Aloo paratha, one of my all-time favourite dishes, will never win a beauty contest. In India, it is the breakfast of champions, but I’ll happily make room for it at any time of day. It might not get 1,000 likes on social media, but it’s proof that beige can also be brilliant.
Aloo paratha with quick lemon pickle
If you can’t find chapati flour, use a mix of wholewheat and white, though you may need a bit more water. And don’t worry if your paratha is not completely round: practice makes perfect. (Incidentally, you can freeze leftover parathas: lay a square of greaseproof paper between each one and put them in a sealed container.) Makes eight.
First make the pickle. Top and tail one lemon, cut it into four, then cut each quarter into very thin slices (use your sharpest knife), removing any pips. Put the slices in a bowl, and juice the other lemon over the top.
On a very low flame, heat two tablespoons of oil in a pan for which you have a lid. Add the mustard seeds and garlic, and when the garlic turns pale gold, add the red chilli, lemon slices, lemon juice and half a teaspoon of salt. Stir to mix, cover and leave to cook for five minutes. Remove the lid, cook for five minutes more, until the oil starts to split from the lemons, then take off the heat and leave to cool.
Cut the potatoes into quarters and put in a deep saucepan. Cover with cold water, bring to a boil and cook until tender. Drain and leave to cool.
Meanwhile, make the dough. Put the flour in a bowl, make a well in the centre and pour in two tablespoons of oil and half a teaspoon of salt. Mix with your hands until it resembles breadcrumbs, then bit by bit work in 220ml hand-hot water, until you have a soft dough.
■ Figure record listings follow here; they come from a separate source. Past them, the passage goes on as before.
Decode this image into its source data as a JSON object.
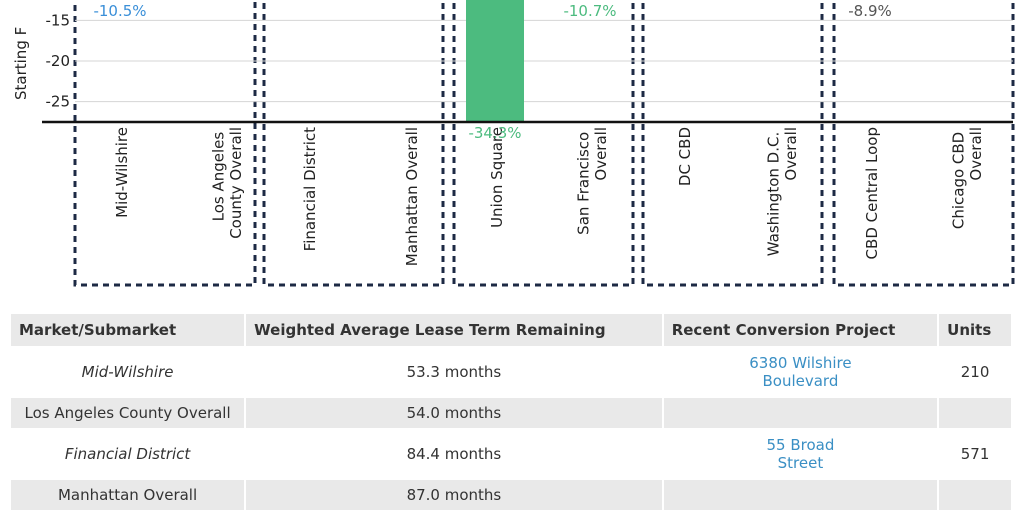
{
  "chart_data": {
    "type": "bar",
    "y_label": "Starting F",
    "categories": [
      "Mid-Wilshire",
      "Los Angeles County Overall",
      "Financial District",
      "Manhattan Overall",
      "Union Square",
      "San Francisco Overall",
      "DC CBD",
      "Washington D.C. Overall",
      "CBD Central Loop",
      "Chicago CBD Overall"
    ],
    "values": [
      -10.5,
      null,
      null,
      null,
      -34.3,
      -10.7,
      null,
      null,
      -8.9,
      null
    ],
    "value_labels": [
      "-10.5%",
      null,
      null,
      null,
      "-34.3%",
      "-10.7%",
      null,
      null,
      "-8.9%",
      null
    ],
    "colors": [
      "#3a8fd8",
      "#3a8fd8",
      "#555555",
      "#555555",
      "#4cbb7f",
      "#4cbb7f",
      "#555555",
      "#555555",
      "#555555",
      "#555555"
    ],
    "ylim": [
      -27.5,
      -12.5
    ],
    "yticks": [
      -15,
      -20,
      -25
    ],
    "grid": true
  },
  "table": {
    "header": [
      "Market/Submarket",
      "Weighted Average Lease Term Remaining",
      "Recent Conversion Project",
      "Units"
    ],
    "rows": [
      [
        "Mid-Wilshire",
        "53.3 months",
        "6380 Wilshire Boulevard",
        "210"
      ],
      [
        "Los Angeles County Overall",
        "54.0 months",
        null,
        null
      ],
      [
        "Financial District",
        "84.4 months",
        "55 Broad Street",
        "571"
      ],
      [
        "Manhattan Overall",
        "87.0 months",
        null,
        null
      ]
    ]
  }
}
Cover and set aside.
Roughly mash the cooled potato, then mix in the ginger, onion, green chilli, coriander, turmeric, cumin and three-quarters of a teaspoon of salt. Combine with your hands, until well mixed, thick and starchy, then taste and adjust the seasoning.
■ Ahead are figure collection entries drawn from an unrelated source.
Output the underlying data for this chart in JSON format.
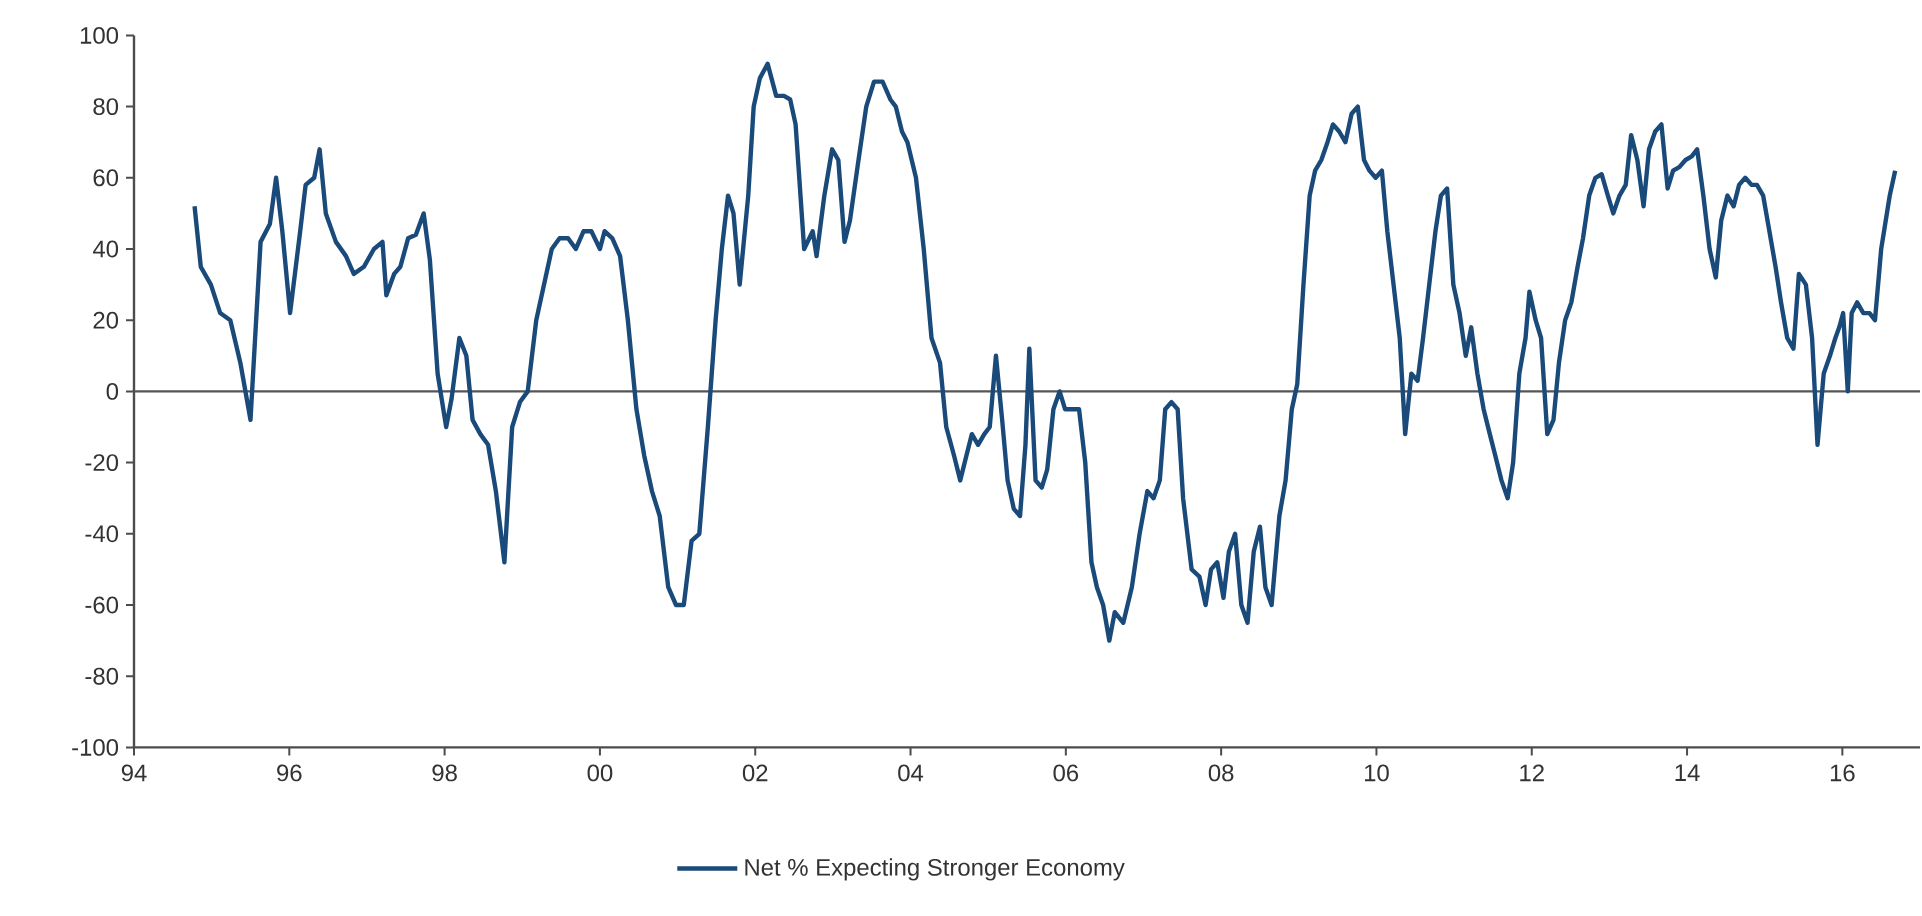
{
  "chart_data": {
    "type": "line",
    "xlim": [
      1994,
      2017
    ],
    "xticks": [
      {
        "value": 1994,
        "label": "94"
      },
      {
        "value": 1996,
        "label": "96"
      },
      {
        "value": 1998,
        "label": "98"
      },
      {
        "value": 2000,
        "label": "00"
      },
      {
        "value": 2002,
        "label": "02"
      },
      {
        "value": 2004,
        "label": "04"
      },
      {
        "value": 2006,
        "label": "06"
      },
      {
        "value": 2008,
        "label": "08"
      },
      {
        "value": 2010,
        "label": "10"
      },
      {
        "value": 2012,
        "label": "12"
      },
      {
        "value": 2014,
        "label": "14"
      },
      {
        "value": 2016,
        "label": "16"
      }
    ],
    "ylim": [
      -100,
      100
    ],
    "yticks": [
      -100,
      -80,
      -60,
      -40,
      -20,
      0,
      20,
      40,
      60,
      80,
      100
    ],
    "grid": false,
    "legend": "bottom",
    "marker": "none",
    "line_style": "solid",
    "ref_lines": [
      {
        "axis": "y",
        "value": 0,
        "color": "#555555"
      }
    ],
    "series": [
      {
        "name": "Net % Expecting Stronger Economy",
        "color": "#1a4a7a",
        "x": [
          1994.78,
          1994.86,
          1994.99,
          1995.11,
          1995.24,
          1995.37,
          1995.5,
          1995.63,
          1995.75,
          1995.83,
          1995.91,
          1996.01,
          1996.14,
          1996.21,
          1996.32,
          1996.39,
          1996.47,
          1996.6,
          1996.73,
          1996.83,
          1996.96,
          1997.09,
          1997.2,
          1997.25,
          1997.35,
          1997.43,
          1997.53,
          1997.63,
          1997.73,
          1997.81,
          1997.91,
          1998.02,
          1998.09,
          1998.19,
          1998.28,
          1998.36,
          1998.46,
          1998.56,
          1998.66,
          1998.77,
          1998.87,
          1998.97,
          1999.07,
          1999.18,
          1999.28,
          1999.38,
          1999.48,
          1999.59,
          1999.69,
          1999.79,
          1999.89,
          2000.0,
          2000.06,
          2000.16,
          2000.26,
          2000.36,
          2000.47,
          2000.57,
          2000.67,
          2000.77,
          2000.88,
          2000.98,
          2001.08,
          2001.18,
          2001.28,
          2001.39,
          2001.49,
          2001.57,
          2001.65,
          2001.72,
          2001.8,
          2001.91,
          2001.98,
          2002.06,
          2002.16,
          2002.27,
          2002.37,
          2002.45,
          2002.52,
          2002.63,
          2002.74,
          2002.79,
          2002.89,
          2002.99,
          2003.07,
          2003.15,
          2003.22,
          2003.33,
          2003.43,
          2003.53,
          2003.64,
          2003.74,
          2003.81,
          2003.89,
          2003.96,
          2004.07,
          2004.17,
          2004.27,
          2004.38,
          2004.46,
          2004.56,
          2004.64,
          2004.72,
          2004.79,
          2004.87,
          2004.95,
          2005.02,
          2005.1,
          2005.18,
          2005.25,
          2005.33,
          2005.41,
          2005.48,
          2005.53,
          2005.61,
          2005.69,
          2005.76,
          2005.84,
          2005.92,
          2005.99,
          2006.07,
          2006.17,
          2006.25,
          2006.33,
          2006.4,
          2006.48,
          2006.56,
          2006.63,
          2006.74,
          2006.85,
          2006.95,
          2007.05,
          2007.13,
          2007.21,
          2007.28,
          2007.36,
          2007.44,
          2007.51,
          2007.62,
          2007.72,
          2007.8,
          2007.87,
          2007.95,
          2008.03,
          2008.1,
          2008.18,
          2008.26,
          2008.34,
          2008.42,
          2008.5,
          2008.57,
          2008.65,
          2008.75,
          2008.83,
          2008.91,
          2008.98,
          2009.06,
          2009.14,
          2009.21,
          2009.29,
          2009.37,
          2009.44,
          2009.52,
          2009.6,
          2009.68,
          2009.76,
          2009.84,
          2009.91,
          2009.99,
          2010.07,
          2010.14,
          2010.22,
          2010.3,
          2010.37,
          2010.45,
          2010.53,
          2010.6,
          2010.68,
          2010.76,
          2010.83,
          2010.91,
          2010.99,
          2011.07,
          2011.15,
          2011.22,
          2011.3,
          2011.38,
          2011.46,
          2011.53,
          2011.61,
          2011.69,
          2011.76,
          2011.84,
          2011.92,
          2011.97,
          2012.05,
          2012.12,
          2012.2,
          2012.28,
          2012.35,
          2012.43,
          2012.51,
          2012.59,
          2012.66,
          2012.74,
          2012.82,
          2012.9,
          2012.98,
          2013.05,
          2013.13,
          2013.21,
          2013.28,
          2013.36,
          2013.44,
          2013.51,
          2013.59,
          2013.67,
          2013.75,
          2013.82,
          2013.9,
          2013.98,
          2014.06,
          2014.13,
          2014.21,
          2014.29,
          2014.37,
          2014.44,
          2014.52,
          2014.6,
          2014.67,
          2014.75,
          2014.83,
          2014.9,
          2014.98,
          2015.06,
          2015.14,
          2015.21,
          2015.29,
          2015.37,
          2015.44,
          2015.53,
          2015.61,
          2015.68,
          2015.76,
          2015.84,
          2015.91,
          2015.96,
          2016.01,
          2016.07,
          2016.12,
          2016.19,
          2016.27,
          2016.35,
          2016.42,
          2016.5,
          2016.61,
          2016.68
        ],
        "values": [
          52,
          35,
          30,
          22,
          20,
          8,
          -8,
          42,
          47,
          60,
          45,
          22,
          45,
          58,
          60,
          68,
          50,
          42,
          38,
          33,
          35,
          40,
          42,
          27,
          33,
          35,
          43,
          44,
          50,
          37,
          5,
          -10,
          -2,
          15,
          10,
          -8,
          -12,
          -15,
          -28,
          -48,
          -10,
          -3,
          0,
          20,
          30,
          40,
          43,
          43,
          40,
          45,
          45,
          40,
          45,
          43,
          38,
          20,
          -5,
          -18,
          -28,
          -35,
          -55,
          -60,
          -60,
          -42,
          -40,
          -10,
          20,
          40,
          55,
          50,
          30,
          55,
          80,
          88,
          92,
          83,
          83,
          82,
          75,
          40,
          45,
          38,
          55,
          68,
          65,
          42,
          48,
          65,
          80,
          87,
          87,
          82,
          80,
          73,
          70,
          60,
          40,
          15,
          8,
          -10,
          -18,
          -25,
          -18,
          -12,
          -15,
          -12,
          -10,
          10,
          -8,
          -25,
          -33,
          -35,
          -15,
          12,
          -25,
          -27,
          -22,
          -5,
          0,
          -5,
          -5,
          -5,
          -20,
          -48,
          -55,
          -60,
          -70,
          -62,
          -65,
          -55,
          -40,
          -28,
          -30,
          -25,
          -5,
          -3,
          -5,
          -30,
          -50,
          -52,
          -60,
          -50,
          -48,
          -58,
          -45,
          -40,
          -60,
          -65,
          -45,
          -38,
          -55,
          -60,
          -35,
          -25,
          -5,
          2,
          30,
          55,
          62,
          65,
          70,
          75,
          73,
          70,
          78,
          80,
          65,
          62,
          60,
          62,
          45,
          30,
          15,
          -12,
          5,
          3,
          15,
          30,
          45,
          55,
          57,
          30,
          22,
          10,
          18,
          5,
          -5,
          -12,
          -18,
          -25,
          -30,
          -20,
          5,
          15,
          28,
          20,
          15,
          -12,
          -8,
          8,
          20,
          25,
          35,
          43,
          55,
          60,
          61,
          55,
          50,
          55,
          58,
          72,
          65,
          52,
          68,
          73,
          75,
          57,
          62,
          63,
          65,
          66,
          68,
          55,
          40,
          32,
          48,
          55,
          52,
          58,
          60,
          58,
          58,
          55,
          45,
          35,
          25,
          15,
          12,
          33,
          30,
          15,
          -15,
          5,
          10,
          15,
          18,
          22,
          0,
          22,
          25,
          22,
          22,
          20,
          40,
          55,
          62
        ]
      }
    ]
  }
}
Divide the dough into eight and roll each piece into a ball between your palms. Flatten a little, then dip in flour and roll out to 14cm in diameter. Take a golf ball-sized amount of potato mix, roll it into a ball and put in the middle of the paratha. Pull the edges of the dough up around the ball, seal and flatten. Dip in flour and roll out to 14cm in diameter. Repeat with the rest of the dough and filling.
Heat a frying pan on a medium flame and, once hot, lay in a paratha and cook for a minute, until brown spots appear on the underside. Flip over, cook for a minute on the other side, then flip twice more, giving both sides a final 30 seconds on the heat (by this time, there should be no doughy bits visible). Transfer to a plate and keep warm while you repeat with the remaining parathas.
Serve fresh and hot with the pickle and a dollop of non-dairy yoghurt.